Fig 5. Transition paths during differentiation.

(A) Trajectories of five randomly selected stem cells after reduction in LIF concentration (L = 0), plotted on the Gata6-Nanog phase space. (B) Cells started from the differentiated state and put into L = 200. (C-D) Cells started from the unexplored region of high Gata6 and high Nanog (C) or low Nanog (D) levels for L = 0. (E) Trajectories started from the transition state under L = 50. Different line colours denote different cells, as indicated in the legend.

Fig 6. Minimum action paths for the developmental model.

(A) A comparison of the paths plotted in the Gata6, Nanog plane; (B) Time series for each of the molecular species in the forward direction; (C) Time series for each of the molecular species in the reverse direction.

Fig 7. Varying behaviour of the system with LIF concentration, L.

(A) Three of the fixed points of the model with increasing L. The differentiated and transition state remain unchanged while the stem cell state moves to higher Nanog values. (B) The eigenvalues of the Jacobian at each of the three fixed points as L increases. The stem cell state becomes locally more stable, as indicated by the increasingly negative eigenvalues. The transition state becomes increasingly unstable, thereby making transition to this state less probable. The differentiated state is unaffected, but is seen to be locally more stable than the stem cell state. Complex eigenvalues are associated with rotational “curl” dynamics. (C) Variation of the probabilistic landscape. Upper plots show a sample of the sampled points while lower plots show the landscapes. As L decreases the valley at the differentiated state becomes deeper while that at the stem cell state becomes shallower. At intermediate values the landscape is flatter around the transition state.

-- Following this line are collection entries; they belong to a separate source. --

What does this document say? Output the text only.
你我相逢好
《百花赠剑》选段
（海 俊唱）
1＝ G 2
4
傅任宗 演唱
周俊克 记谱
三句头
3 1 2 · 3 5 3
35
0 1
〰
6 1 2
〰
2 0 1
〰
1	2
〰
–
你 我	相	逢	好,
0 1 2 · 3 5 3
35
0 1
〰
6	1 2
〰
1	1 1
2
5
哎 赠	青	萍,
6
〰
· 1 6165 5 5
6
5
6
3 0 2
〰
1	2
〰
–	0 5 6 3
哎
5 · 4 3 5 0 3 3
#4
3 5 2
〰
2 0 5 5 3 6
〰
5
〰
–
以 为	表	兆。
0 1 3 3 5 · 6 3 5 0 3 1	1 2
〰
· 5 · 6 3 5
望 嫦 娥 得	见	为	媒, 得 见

Fig 8. The transition state in a transitory landscape.

(A) The variance of the transcription levels across 10,000 simulations in which L is linearly decreased with time as L = 150(1 − t); (B) Probability distributions of the transcription levels at three different values of L. The high variance “transition state” corresponds to intermediate values of L at which transitions from the stem cell to differentiated state begin to occur.

Fig 9. Relationship between transition state and observable data.

The landscape curvature around the TS affects the time cells will spend in the vicinity of the TS, and reflects the molecular processes driving differentiation.